Looking Back: My Attempt at Mother-Led Weaning

shutterstock_80895445-2Sheila Davis, Alabama

Originally published in January/February 1982 issue of La Leche League News

Editor’s Note: The first issue of La Leche League News, the bimonthly publication for members, was published in 1958. The name changed to New Beginnings in 1985. New Beginnings continued to be published until 2014 when it transitioned to its current blog format at www.lllusa.org/blog/.

I have two older children besides my little Valerie. With each pregnancy, my mother would tell me how much closer you feel nursing a baby. Each time I would reply, “I can hold my baby just as close feeding him a bottle as I could nursing him.”

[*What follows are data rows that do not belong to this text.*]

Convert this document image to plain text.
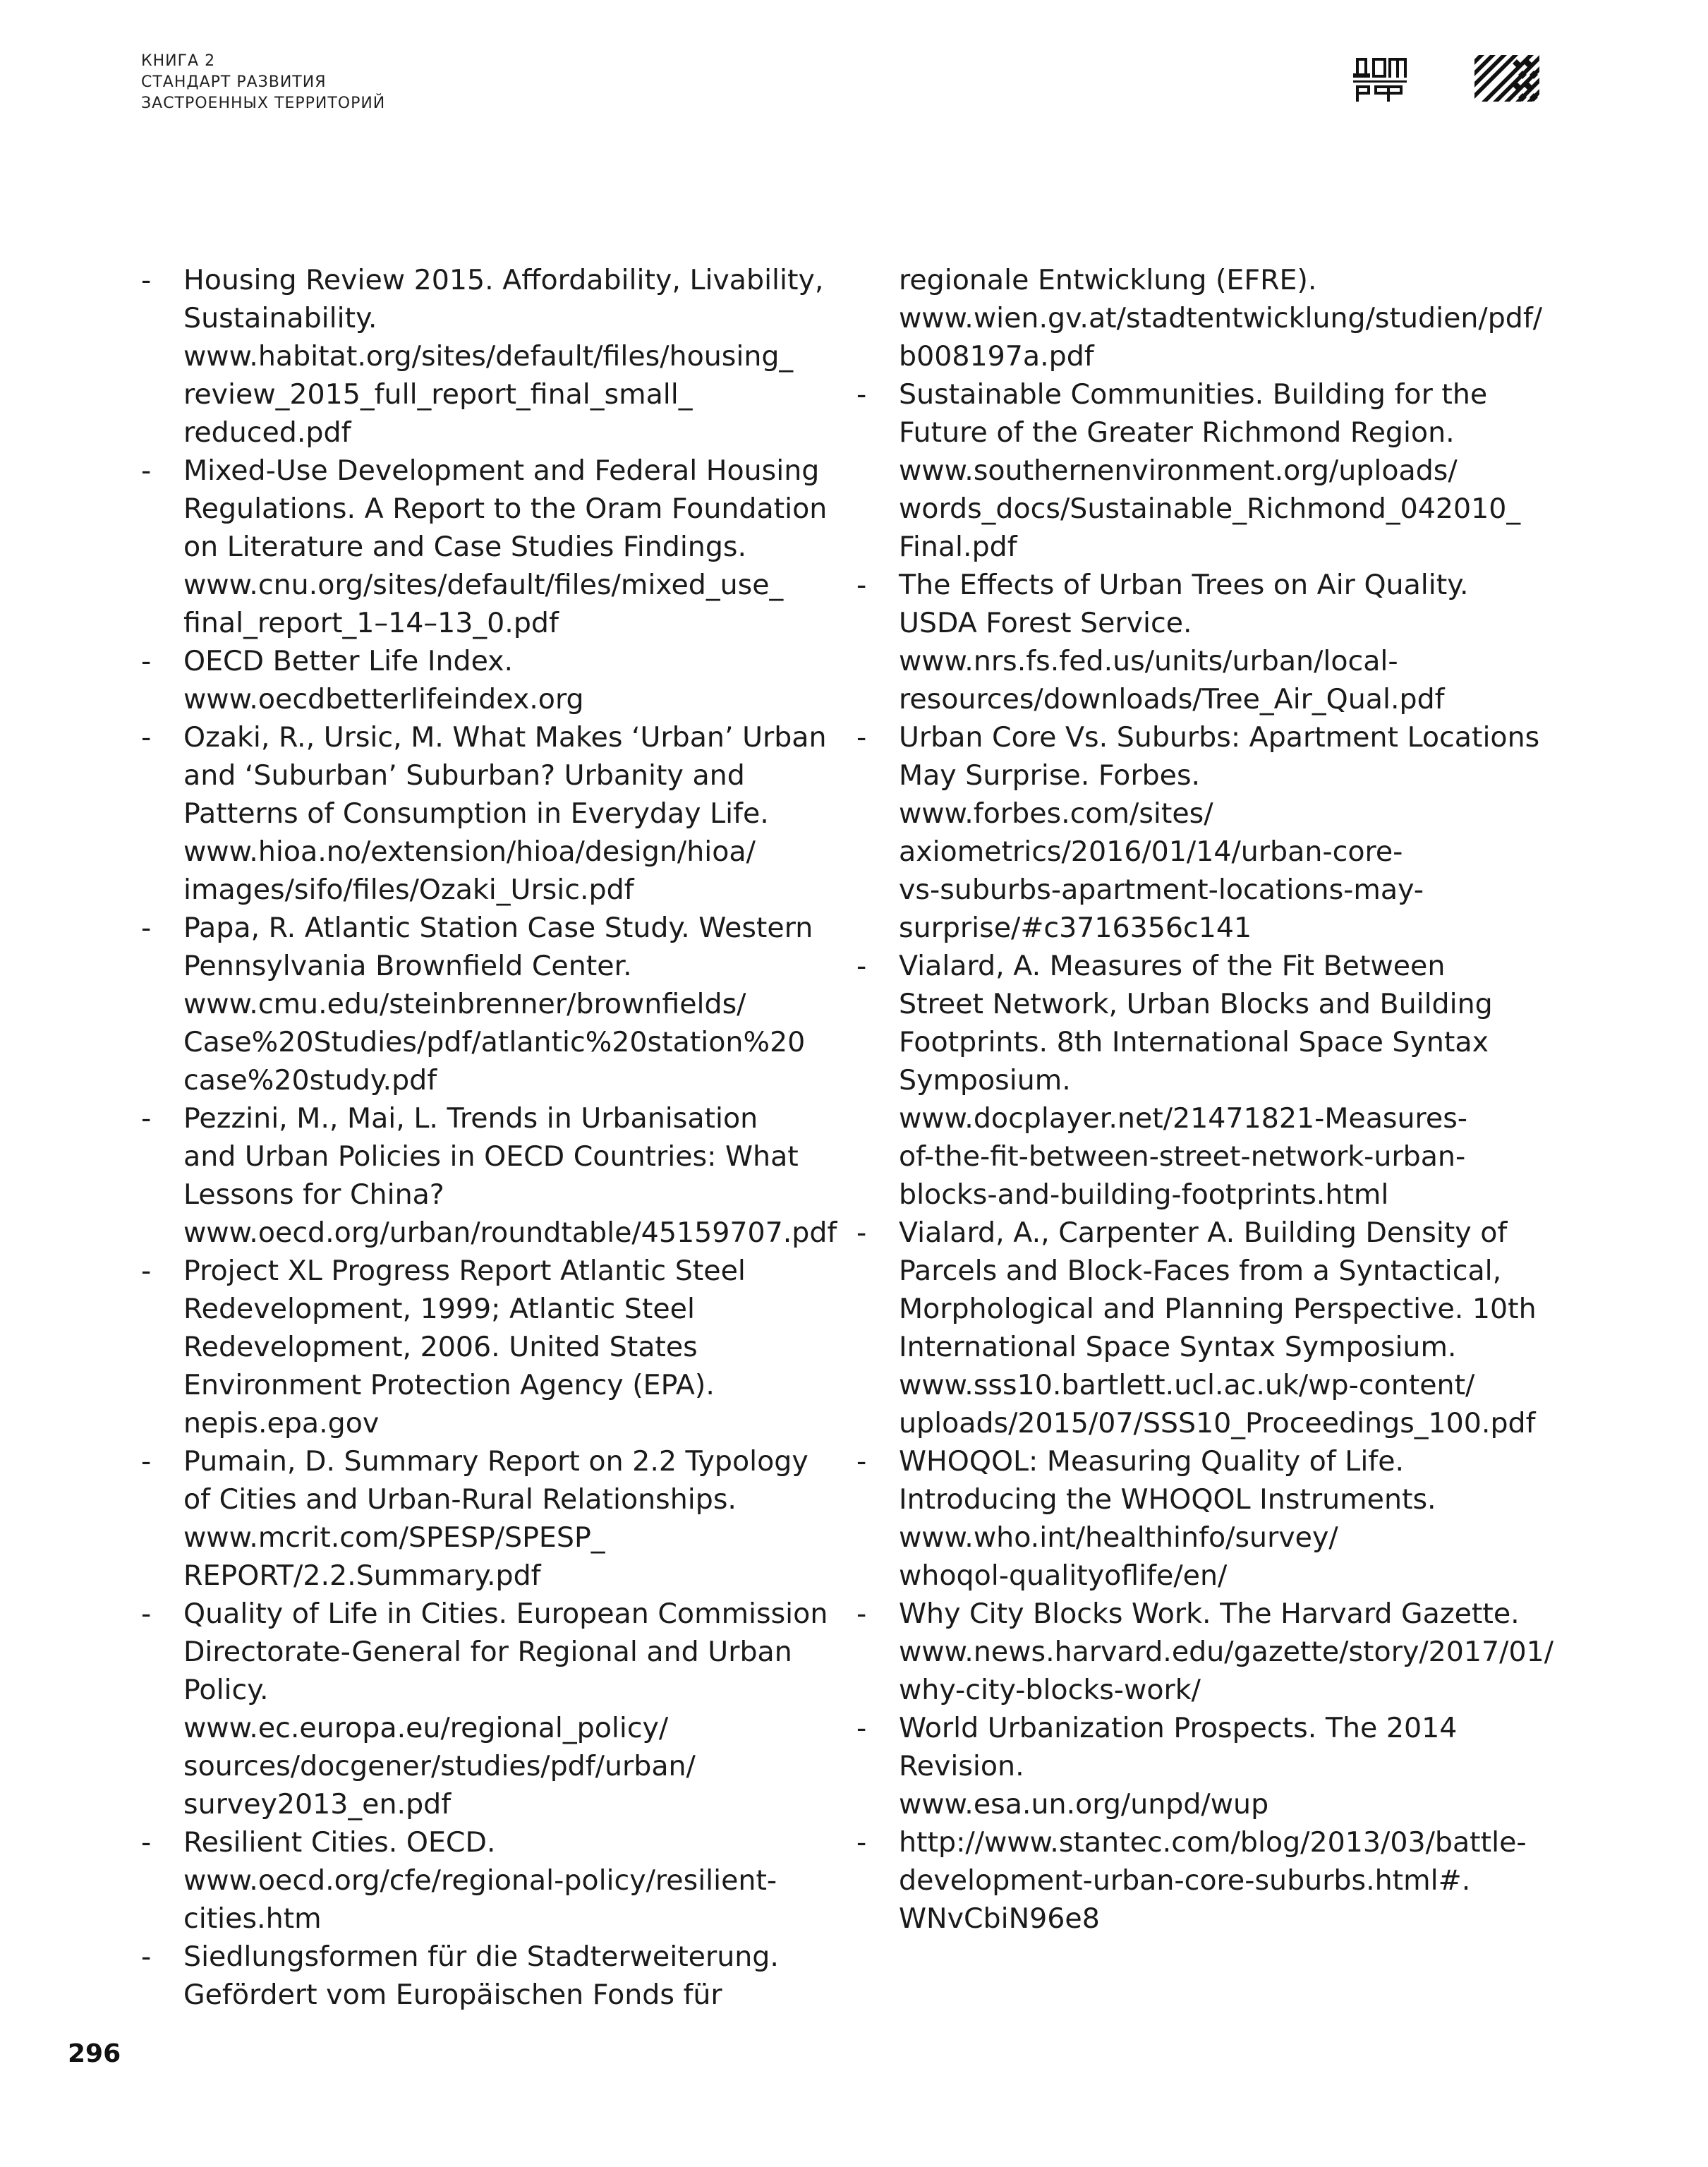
КНИГА 2
СТАНДАРТ РАЗВИТИЯ
ЗАСТРОЕННЫХ ТЕРРИТОРИЙ
-	Housing Review 2015. Affordability, Livability,
Sustainability.
www.habitat.org/sites/default/files/housing_
review_2015_full_report_final_small_
reduced.pdf
-	Mixed-Use Development and Federal Housing
Regulations. A Report to the Oram Foundation
on Literature and Case Studies Findings.
www.cnu.org/sites/default/files/mixed_use_
final_report_1–14–13_0.pdf
-	OECD Better Life Index.
www.oecdbetterlifeindex.org
-	Ozaki, R., Ursic, M. What Makes ‘Urban’ Urban
and ‘Suburban’ Suburban? Urbanity and
Patterns of Consumption in Everyday Life.
www.hioa.no/extension/hioa/design/hioa/
images/sifo/files/Ozaki_Ursic.pdf
-	Papa, R. Atlantic Station Case Study. Western
Pennsylvania Brownfield Center.
www.cmu.edu/steinbrenner/brownfields/
Case%20Studies/pdf/atlantic%20station%20
case%20study.pdf
-	Pezzini, M., Mai, L. Trends in Urbanisation
and Urban Policies in OECD Countries: What
Lessons for China?
www.oecd.org/urban/roundtable/45159707.pdf
-	Project XL Progress Report Atlantic Steel
Redevelopment, 1999; Atlantic Steel
Redevelopment, 2006. United States
Environment Protection Agency (EPA).
nepis.epa.gov
-	Pumain, D. Summary Report on 2.2 Typology
of Cities and Urban-Rural Relationships.
www.mcrit.com/SPESP/SPESP_
REPORT/2.2.Summary.pdf
-	Quality of Life in Cities. European Commission
Directorate-General for Regional and Urban
Policy.
www.ec.europa.eu/regional_policy/
sources/docgener/studies/pdf/urban/
survey2013_en.pdf
-	Resilient Cities. OECD.
www.oecd.org/cfe/regional-policy/resilient-
cities.htm
-	Siedlungsformen für die Stadterweiterung.
Gefördert vom Europäischen Fonds für
regionale Entwicklung (EFRE).
www.wien.gv.at/stadtentwicklung/studien/pdf/
b008197a.pdf
-	Sustainable Communities. Building for the
Future of the Greater Richmond Region.
www.southernenvironment.org/uploads/
words_docs/Sustainable_Richmond_042010_
Final.pdf
-	The Effects of Urban Trees on Air Quality.
USDA Forest Service.
www.nrs.fs.fed.us/units/urban/local-
resources/downloads/Tree_Air_Qual.pdf
-	Urban Core Vs. Suburbs: Apartment Locations
May Surprise. Forbes.
www.forbes.com/sites/
axiometrics/2016/01/14/urban-core-
vs-suburbs-apartment-locations-may-
surprise/#c3716356c141
-	Vialard, A. Measures of the Fit Between
Street Network, Urban Blocks and Building
Footprints. 8th International Space Syntax
Symposium.
www.docplayer.net/21471821-Measures-
of-the-fit-between-street-network-urban-
blocks-and-building-footprints.html
-	Vialard, A., Carpenter A. Building Density of
Parcels and Block-Faces from a Syntactical,
Morphological and Planning Perspective. 10th
International Space Syntax Symposium.
www.sss10.bartlett.ucl.ac.uk/wp-content/
uploads/2015/07/SSS10_Proceedings_100.pdf
-	WHOQOL: Measuring Quality of Life.
Introducing the WHOQOL Instruments.
www.who.int/healthinfo/survey/
whoqol-qualityoflife/en/
-	Why City Blocks Work. The Harvard Gazette.
www.news.harvard.edu/gazette/story/2017/01/
why-city-blocks-work/
-	World Urbanization Prospects. The 2014
Revision.
www.esa.un.org/unpd/wup
-	http://www.stantec.com/blog/2013/03/battle-
development-urban-core-suburbs.html#.
WNvCbiN96e8
296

Well, I have no idea what prompted me to nurse this last baby, but during the whole pregnancy, I felt very positive about nursing.

I needed several weeks to adjust to a nursing baby. I think Valerie could have nursed 24 hours a day. But after we got into our routine, we both loved the time we spent together. As a matter of fact, I came to really look forward to being able to stop and nurse her. I suppose nursing gave me the excuse I needed to stop and rest.

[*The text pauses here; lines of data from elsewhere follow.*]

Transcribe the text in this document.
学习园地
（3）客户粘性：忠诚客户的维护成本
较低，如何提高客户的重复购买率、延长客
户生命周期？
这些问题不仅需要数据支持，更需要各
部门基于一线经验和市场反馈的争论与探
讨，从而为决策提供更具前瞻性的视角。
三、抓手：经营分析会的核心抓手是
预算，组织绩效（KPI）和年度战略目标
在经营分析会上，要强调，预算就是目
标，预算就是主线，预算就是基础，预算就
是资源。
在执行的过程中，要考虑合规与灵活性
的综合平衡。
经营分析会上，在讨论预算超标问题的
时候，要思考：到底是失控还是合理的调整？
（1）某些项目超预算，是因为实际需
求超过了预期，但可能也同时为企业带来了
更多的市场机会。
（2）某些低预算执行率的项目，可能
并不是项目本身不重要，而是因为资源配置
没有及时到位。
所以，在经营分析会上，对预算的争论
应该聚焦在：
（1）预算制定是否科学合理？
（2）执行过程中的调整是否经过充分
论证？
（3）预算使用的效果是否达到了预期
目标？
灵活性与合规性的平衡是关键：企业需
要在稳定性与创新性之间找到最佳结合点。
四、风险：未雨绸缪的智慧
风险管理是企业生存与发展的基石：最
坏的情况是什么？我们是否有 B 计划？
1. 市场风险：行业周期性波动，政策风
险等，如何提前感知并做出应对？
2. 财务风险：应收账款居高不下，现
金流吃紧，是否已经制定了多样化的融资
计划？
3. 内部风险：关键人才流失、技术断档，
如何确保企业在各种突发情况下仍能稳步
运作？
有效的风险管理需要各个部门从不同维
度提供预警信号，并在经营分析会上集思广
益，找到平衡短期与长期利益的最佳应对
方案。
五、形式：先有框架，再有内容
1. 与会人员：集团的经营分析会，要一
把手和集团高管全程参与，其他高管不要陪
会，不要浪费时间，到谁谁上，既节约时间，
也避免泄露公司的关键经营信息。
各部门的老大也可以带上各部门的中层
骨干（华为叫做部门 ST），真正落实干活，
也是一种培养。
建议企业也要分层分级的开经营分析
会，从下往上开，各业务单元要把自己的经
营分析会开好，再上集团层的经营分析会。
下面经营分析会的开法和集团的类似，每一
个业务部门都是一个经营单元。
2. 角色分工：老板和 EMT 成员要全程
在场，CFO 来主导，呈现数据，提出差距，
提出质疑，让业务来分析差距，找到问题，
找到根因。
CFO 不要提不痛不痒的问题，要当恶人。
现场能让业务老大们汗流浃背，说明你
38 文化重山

I enjoyed nursing Valerie for about 18 months, but then I started feeling confined. My husband kept talking about a weeklong trip—“just the two of us.” And I started feeling a need for freedom to do what I wanted to do. So, since Valerie had cut down on our nursing time, I decided to “help her along.” Oh, I tried everything to distract her. Then, when that didn’t work, I just told her that we weren’t going to nurse anymore.

Sometimes she would get so angry at me she’d beat her tiny fists on me and cry. Then often I would go ahead and nurse her, but sometimes I wouldn’t. This went on for a couple of weeks, with her asking to nurse less and less frequently.

But I had the grouchiest baby of anyone around. People had always mentioned how even-tempered and good she was. But now my baby had turned into someone I couldn’t relate to. She began having tantrums and hitting and biting anyone who crossed her. Once cheerfully independent, she became a “clinger,” clutching at my skirt and whining all the time. She seemed afraid to let me out of her sight.

A few weeks later, she came down with a virus and asked to nurse. I tried to tell her that my milk was gone, but she wanted to nurse anyway. Thinking that she would nurse for a minute, get discouraged and quit, I allowed her to nurse. She nursed for 45 minutes!

Since I probably had little milk, it dawned on me that all she had wanted was me. So after thinking about it, I told my husband if she needed me that badly, then she was going to have me. And I will continue to nurse her until she wants to stop.

Oh, by the way, I’ve got my good-natured little girl back again!